Thursday 5 September 2013

Saint Bricin of Tuaim Dreacain, September 5

Canon O'Hanlon has a note of a Saint Bricin whose feast is commemorated on September 5. The scholiasts attempted to offer an explanation of the epithet 'Brecc-buaid' attached to this saint, and their notes will make more sense if you are aware that the word bua means victory in Irish. Canon O'Hanlon had given the translations of the entries from the Martyrology of Oengus in the fotnotes but I have inserted these into the text. It is interesting to note that Saint Oengus records that this saint was 'called forth from Ireland' but there are no further details of his mission, although the overall impression is that Bricin was an athlete for Christ who won many victories.


In the Calendar of St. Aengus, there is a commemoration of Brecc-buaid, who was called forth from Ireland:

"With Breccbuaid, who was called forth from Ireland,
I reckon Eolang,
holy, fair pillar of Achad Bo,
a victory of piety."—

It occurs at this date. A comment is found affixed, which very fairly gives us to understand, that the scholiast had no precise knowledge regarding the saint there recorded.

The Irish is thus rendered into English by Dr. Whitley Stokes :

" Briccine of Tuaim Drecoin, in Brefne of Connaught, I reckon.
Or 'with Breccbuaid,' i.e., various victory, i.e., men and women giving him victory, namely, in undergoing Martyrdom together with him, for thai is a victory to him, since he it is that preached unto them God's word."

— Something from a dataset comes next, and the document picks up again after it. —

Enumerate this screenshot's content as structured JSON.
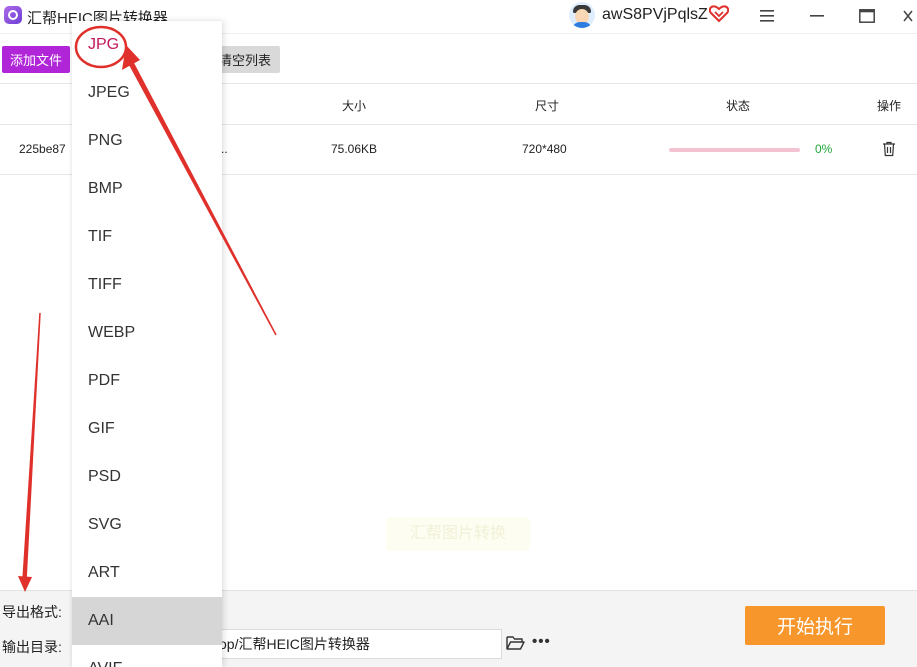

It may be observed here—once for all — that the O'Clerys are too apt, in following the authority of this scribe, to suppose that he is always reliable, and frequently they assume, that his conjectures in notes on the Calendar of Aengus may be resolved into statements to be accepted. Accordingly, in the Martyrology of Donegal, we find set down at the 5th of September, a festival in honour of Bricin. A space is left there for an insertion , the compiler of the Calendar having been uncertain whether Bricin should be classed as a bishop or as a priest. It is remarkable, that in the Scottish Kalendar of Drummond, he is noticed as a Confessor, and belonging to Ireland. According to the calendarist, Bricin is said to have been of Tuaim Dreacain, in Breifne of Connaught. But, immediately afterwards, he adds, it is in Breifne Ui Raghallaigh. The place of this saint has been anglicised as Toomregan. In the County of Cavan, there is a parish so called, and a part of which extends within the adjoining County of Fermanagh. Another conjectural emendation for his locality, and reference to the designation Brecc-Buaid— rendered 'various reward,' and applied to him—is given by the scholiast on the Calendar of Oengus.

The note in Irish is thus translated:

"i.e. folk of every age he brought to Christ, or he won a victory from divers champions,
i.e. , Briccin of Disert, Briccin in Ui-Drona, or Briccin of Tuaim-Drecain, in Brefne of Connaught."

So that Briccin seems to have been his real name.

According to the O'Clerys, this saint belonged to the race of Tadhg, son to Cian, son of Oilill Olum. We cannot rely, however, on the accuracy of this statement ; nor can we at all find materials, to disclose any reliable facts in relation to him. Neither in the Martyrology of Tallagh, published by the Rev. Dr. Matthew Kelly, nor in that contained in the Book of Leinster, is there any entry of Brecc-buaid or Bricin, at this date. If we are to accept the statement, that Brecc-buaid was called forth from Ireland; perhaps he was one of the many missionaries who left our country to spread the Gospel in more distant lands. The names of numerous Irish saints are endeared to grateful Catholic memories; but, the record of a still greater number of worthies is now wholly forgotten.